42 cadets from the Keystone State ChalleNGe Academy graduated from the 22-week residential phase of the program on their way to a brighter future. 

The KSCA is designed to give at-risk teens a second chance at obtaining their basic education.  Additionally, this gives them the opportunity to learn leadership, self-discipline, and responsibility while working toward finishing their education and building a better life. The cadets participated in numerous community service events, including volunteering at food banks, assisting with the annual March for the Fallen, and maintaining the national cemetery, park, and military ceremony grounds. 

The cadets will now complete a minimum of a one-year mentorship phase of the program throughout various communities while they continue their education, join the workforce, or enter the military

“This class has many accomplishments that we can all be proud of. Most notably is their willingness to take control of their lives, putting them on a path to a positive future,” said

Maj. Gen. Mark Schindler, Pennsylvania’s adjutant general and head of the Department of Military and Veterans Affairs (DMVA)“They have bright futures ahead of them and we look forward to their future accomplishments and contributions to our communities.”

“I feel truly honored to be speaking to these cadets as they complete their Keystone State Challenge Academy resident program,” said Brig. Gen. John Pippy, commencement speaker and director, Joint Staff, Pennsylvania National Guard. “I have toured the academy and have seen the growth and development of the cadets over the last 22 weeks. When you listen to their personal stories and understand the obstacles they have overcome, there is a genuine sense of pride and accomplishment from the cadets and the cadre because they know that these cadets have put themselves on a path that can lead to a much brighter future!”

The opening of the academy at Fort Indiantown Gap (FTIG) in Lebanon County in July 2022 formally established the National Guard Bureau’s Youth ChalleNGe Program in Pennsylvania. 

The program is open to 16- to 18-year-old Pennsylvania residents who are failing to progress in high school or may not be on a clear path to graduating. Applicants must be willing to be drug free, free of felony convictions, and voluntarily commit to the program. The program lasts for 17 ½ months, with the first 22-weeks consisting of residential training at FTIG followed by a minimum of a one-year of mentorship back in their home communities.

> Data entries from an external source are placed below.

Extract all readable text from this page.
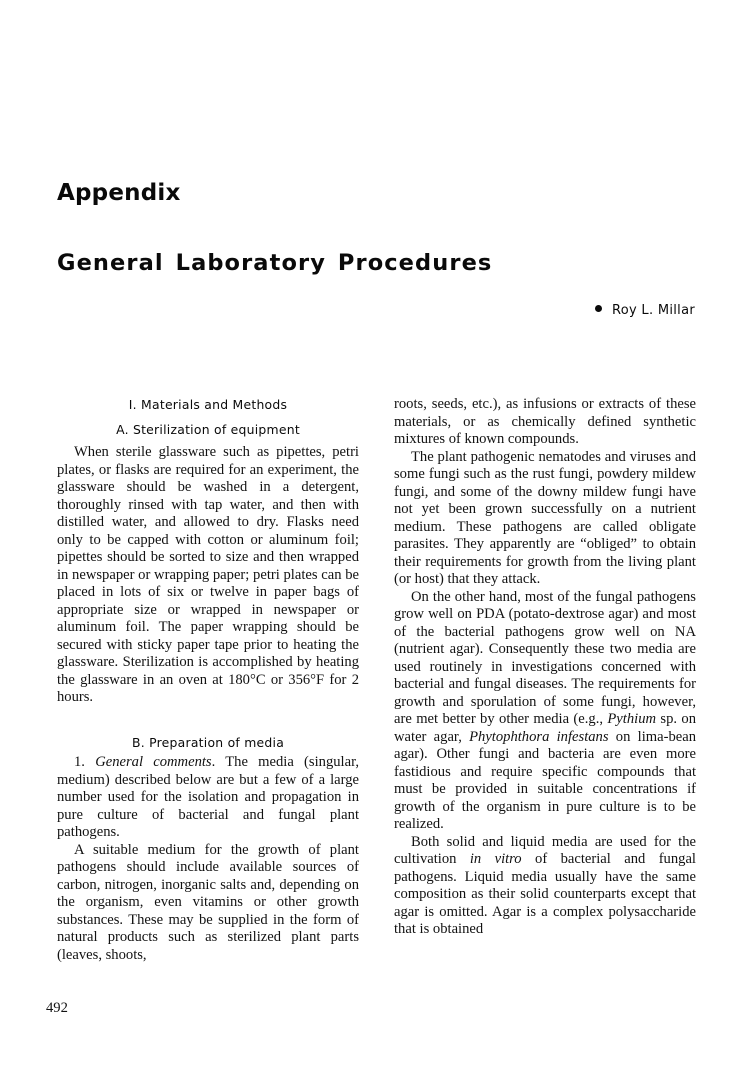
Appendix
General Laboratory Procedures
Roy L. Millar
I. Materials and Methods
A. Sterilization of equipment

When sterile glassware such as pipettes, petri plates, or flasks are required for an experiment, the glassware should be washed in a detergent, thoroughly rinsed with tap water, and then with distilled water, and allowed to dry. Flasks need only to be capped with cotton or aluminum foil; pipettes should be sorted to size and then wrapped in newspaper or wrapping paper; petri plates can be placed in lots of six or twelve in paper bags of appropriate size or wrapped in newspaper or aluminum foil. The paper wrapping should be secured with sticky paper tape prior to heating the glassware. Sterilization is accomplished by heating the glassware in an oven at 180°C or 356°F for 2 hours.

B. Preparation of media

1. General comments. The media (singular, medium) described below are but a few of a large number used for the isolation and propagation in pure culture of bacterial and fungal plant pathogens.

A suitable medium for the growth of plant pathogens should include available sources of carbon, nitrogen, inorganic salts and, depending on the organism, even vitamins or other growth substances. These may be supplied in the form of natural products such as sterilized plant parts (leaves, shoots,

roots, seeds, etc.), as infusions or extracts of these materials, or as chemically defined synthetic mixtures of known compounds.

The plant pathogenic nematodes and viruses and some fungi such as the rust fungi, powdery mildew fungi, and some of the downy mildew fungi have not yet been grown successfully on a nutrient medium. These pathogens are called obligate parasites. They apparently are “obliged” to obtain their requirements for growth from the living plant (or host) that they attack.

On the other hand, most of the fungal pathogens grow well on PDA (potato-dextrose agar) and most of the bacterial pathogens grow well on NA (nutrient agar). Consequently these two media are used routinely in investigations concerned with bacterial and fungal diseases. The requirements for growth and sporulation of some fungi, however, are met better by other media (e.g., Pythium sp. on water agar, Phytophthora infestans on lima-bean agar). Other fungi and bacteria are even more fastidious and require specific compounds that must be provided in suitable concentrations if growth of the organism in pure culture is to be realized.

Both solid and liquid media are used for the cultivation in vitro of bacterial and fungal pathogens. Liquid media usually have the same composition as their solid counterparts except that agar is omitted. Agar is a complex polysaccharide that is obtained

492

The KSCA is a joint effort between the DMVA and the National Guard Bureau in consultation with the Pennsylvania Department of Education (PDE).

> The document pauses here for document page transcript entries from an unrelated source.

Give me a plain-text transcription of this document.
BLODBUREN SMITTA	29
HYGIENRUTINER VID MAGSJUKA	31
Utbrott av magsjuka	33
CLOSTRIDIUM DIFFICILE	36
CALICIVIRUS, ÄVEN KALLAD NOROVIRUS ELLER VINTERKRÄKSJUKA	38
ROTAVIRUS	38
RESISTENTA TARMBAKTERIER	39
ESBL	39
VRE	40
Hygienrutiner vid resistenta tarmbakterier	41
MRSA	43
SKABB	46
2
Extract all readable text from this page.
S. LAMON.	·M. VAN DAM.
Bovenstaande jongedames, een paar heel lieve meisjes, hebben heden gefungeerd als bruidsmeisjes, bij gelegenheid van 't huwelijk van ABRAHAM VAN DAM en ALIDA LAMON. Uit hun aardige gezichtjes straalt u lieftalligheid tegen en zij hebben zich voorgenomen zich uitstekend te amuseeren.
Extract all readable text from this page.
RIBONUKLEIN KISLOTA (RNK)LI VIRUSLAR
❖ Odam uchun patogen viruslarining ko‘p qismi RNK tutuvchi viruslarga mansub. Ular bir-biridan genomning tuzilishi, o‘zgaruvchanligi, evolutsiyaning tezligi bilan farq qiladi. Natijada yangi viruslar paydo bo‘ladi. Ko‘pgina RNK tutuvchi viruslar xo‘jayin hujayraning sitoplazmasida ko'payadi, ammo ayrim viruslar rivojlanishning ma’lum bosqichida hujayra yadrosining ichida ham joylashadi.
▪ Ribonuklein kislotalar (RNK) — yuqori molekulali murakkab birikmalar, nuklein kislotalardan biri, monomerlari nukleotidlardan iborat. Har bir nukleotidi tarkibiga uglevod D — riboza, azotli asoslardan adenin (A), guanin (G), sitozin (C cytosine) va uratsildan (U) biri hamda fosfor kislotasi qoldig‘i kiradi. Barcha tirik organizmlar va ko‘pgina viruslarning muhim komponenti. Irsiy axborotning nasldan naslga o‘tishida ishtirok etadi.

The KSCA is now accepting applications for its next class, slated to begin in July.

For detailed eligibility requirements and to begin the application process, visit our Eligibility and Admissions webpage. If you prefer to have an application mailed to you or would like to talk with someone about this program, please contact the academy by emailing RA-MVPACHALLENGE@pa.gov, or by calling 717-861-7767 or 717-820-2936.

Cadets are introduced to the military structure and focus on eight core components: Academic Excellence; Physical Fitness; Leadership/Followership; Responsible Citizenship; Job Skills; Service to the Community; Health and Hygiene; and Life Coping Skills. Graduates often receive high school credits, credentials, or a GED. There is no tuition cost to attend. Meals, housing, uniforms, and school supplies are provided at no charge.

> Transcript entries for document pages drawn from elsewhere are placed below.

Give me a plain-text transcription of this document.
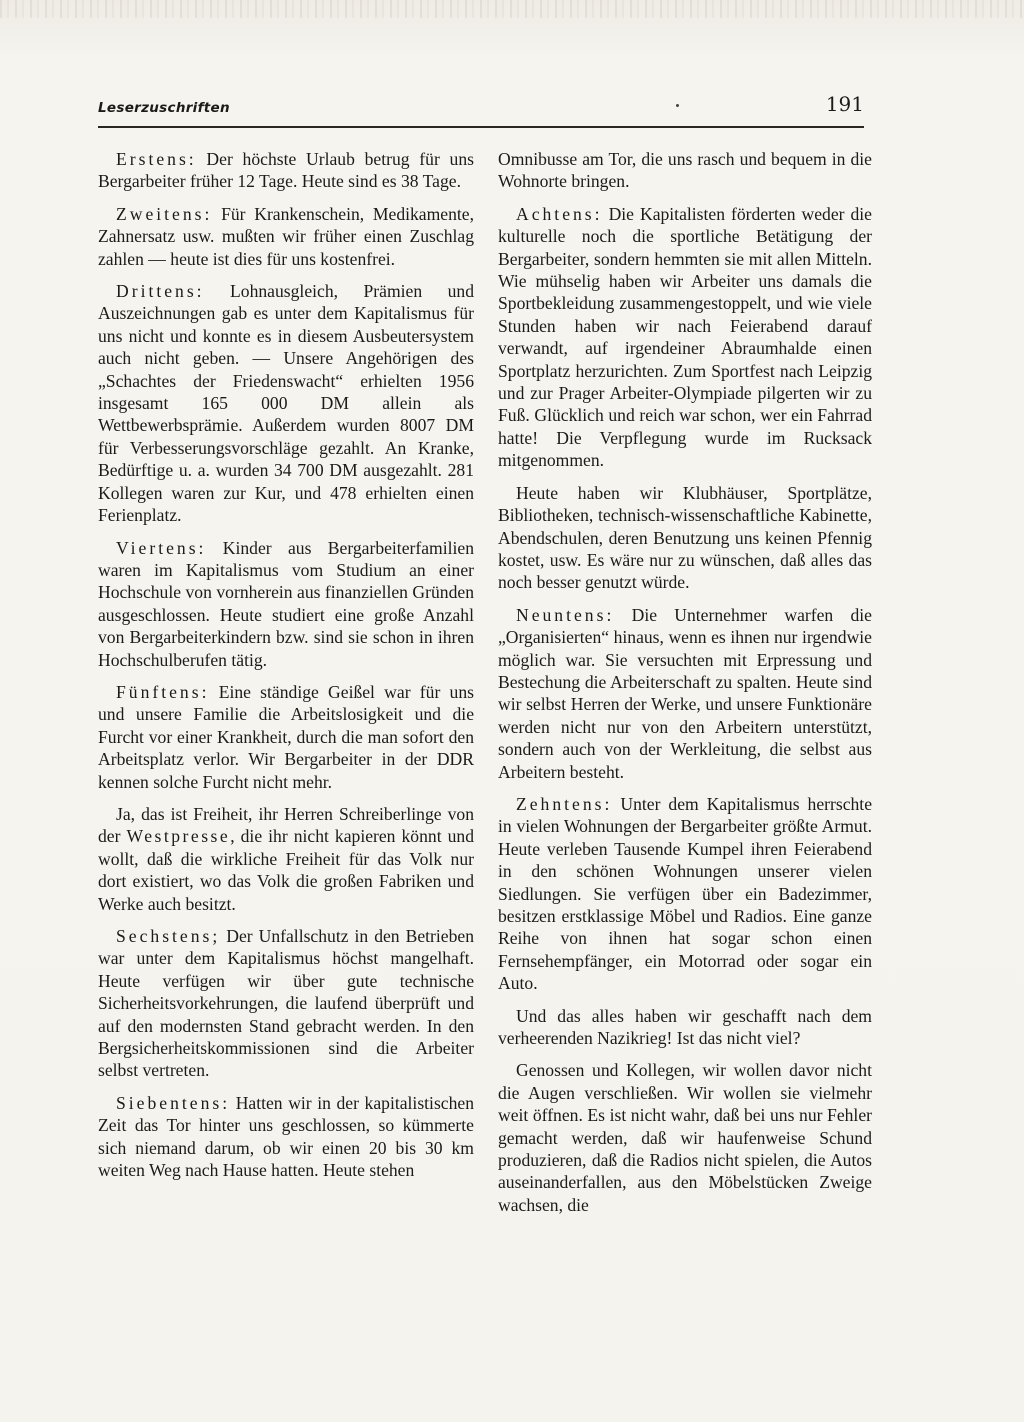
Leserzuschriften	191

Erstens: Der höchste Urlaub betrug für uns Bergarbeiter früher 12 Tage. Heute sind es 38 Tage.

Zweitens: Für Krankenschein, Medikamente, Zahnersatz usw. mußten wir früher einen Zuschlag zahlen — heute ist dies für uns kostenfrei.

Drittens: Lohnausgleich, Prämien und Auszeichnungen gab es unter dem Kapitalismus für uns nicht und konnte es in diesem Ausbeutersystem auch nicht geben. — Unsere Angehörigen des „Schachtes der Friedenswacht“ erhielten 1956 insgesamt 165 000 DM allein als Wettbewerbsprämie. Außerdem wurden 8007 DM für Verbesserungsvorschläge gezahlt. An Kranke, Bedürftige u. a. wurden 34 700 DM ausgezahlt. 281 Kollegen waren zur Kur, und 478 erhielten einen Ferienplatz.

Viertens: Kinder aus Bergarbeiterfamilien waren im Kapitalismus vom Studium an einer Hochschule von vornherein aus finanziellen Gründen ausgeschlossen. Heute studiert eine große Anzahl von Bergarbeiterkindern bzw. sind sie schon in ihren Hochschulberufen tätig.

Fünftens: Eine ständige Geißel war für uns und unsere Familie die Arbeitslosigkeit und die Furcht vor einer Krankheit, durch die man sofort den Arbeitsplatz verlor. Wir Bergarbeiter in der DDR kennen solche Furcht nicht mehr.

Ja, das ist Freiheit, ihr Herren Schreiberlinge von der Westpresse, die ihr nicht kapieren könnt und wollt, daß die wirkliche Freiheit für das Volk nur dort existiert, wo das Volk die großen Fabriken und Werke auch besitzt.

Sechstens; Der Unfallschutz in den Betrieben war unter dem Kapitalismus höchst mangelhaft. Heute verfügen wir über gute technische Sicherheitsvorkehrungen, die laufend überprüft und auf den modernsten Stand gebracht werden. In den Bergsicherheitskommissionen sind die Arbeiter selbst vertreten.

Siebentens: Hatten wir in der kapitalistischen Zeit das Tor hinter uns geschlossen, so kümmerte sich niemand darum, ob wir einen 20 bis 30 km weiten Weg nach Hause hatten. Heute stehen

Omnibusse am Tor, die uns rasch und bequem in die Wohnorte bringen.

Achtens: Die Kapitalisten förderten weder die kulturelle noch die sportliche Betätigung der Bergarbeiter, sondern hemmten sie mit allen Mitteln. Wie mühselig haben wir Arbeiter uns damals die Sportbekleidung zusammengestoppelt, und wie viele Stunden haben wir nach Feierabend darauf verwandt, auf irgendeiner Abraumhalde einen Sportplatz herzurichten. Zum Sportfest nach Leipzig und zur Prager Arbeiter-Olympiade pilgerten wir zu Fuß. Glücklich und reich war schon, wer ein Fahrrad hatte! Die Verpflegung wurde im Rucksack mitgenommen.

Heute haben wir Klubhäuser, Sportplätze, Bibliotheken, technisch-wissenschaftliche Kabinette, Abendschulen, deren Benutzung uns keinen Pfennig kostet, usw. Es wäre nur zu wünschen, daß alles das noch besser genutzt würde.

Neuntens: Die Unternehmer warfen die „Organisierten“ hinaus, wenn es ihnen nur irgendwie möglich war. Sie versuchten mit Erpressung und Bestechung die Arbeiterschaft zu spalten. Heute sind wir selbst Herren der Werke, und unsere Funktionäre werden nicht nur von den Arbeitern unterstützt, sondern auch von der Werkleitung, die selbst aus Arbeitern besteht.

Zehntens: Unter dem Kapitalismus herrschte in vielen Wohnungen der Bergarbeiter größte Armut. Heute verleben Tausende Kumpel ihren Feierabend in den schönen Wohnungen unserer vielen Siedlungen. Sie verfügen über ein Badezimmer, besitzen erstklassige Möbel und Radios. Eine ganze Reihe von ihnen hat sogar schon einen Fernsehempfänger, ein Motorrad oder sogar ein Auto.

Und das alles haben wir geschafft nach dem verheerenden Nazikrieg! Ist das nicht viel?

Genossen und Kollegen, wir wollen davor nicht die Augen verschließen. Wir wollen sie vielmehr weit öffnen. Es ist nicht wahr, daß bei uns nur Fehler gemacht werden, daß wir haufenweise Schund produzieren, daß die Radios nicht spielen, die Autos auseinanderfallen, aus den Möbelstücken Zweige wachsen, die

Since the program’s inception in 1993, more than 200,000 young people have completed the ChalleNGe program nationwide. This award-winning program has been recognized as one of the nation’s most effective and cost-efficient programs for targeting youth who have dropped out of school or are at the greatest risk for not satisfactorily progressing, are unemployed or under employed.

The National Guard Youth ChalleNGe Program currently operates 40 Youth Challenge sites in 28 states and territories. The program is both federally and state funded.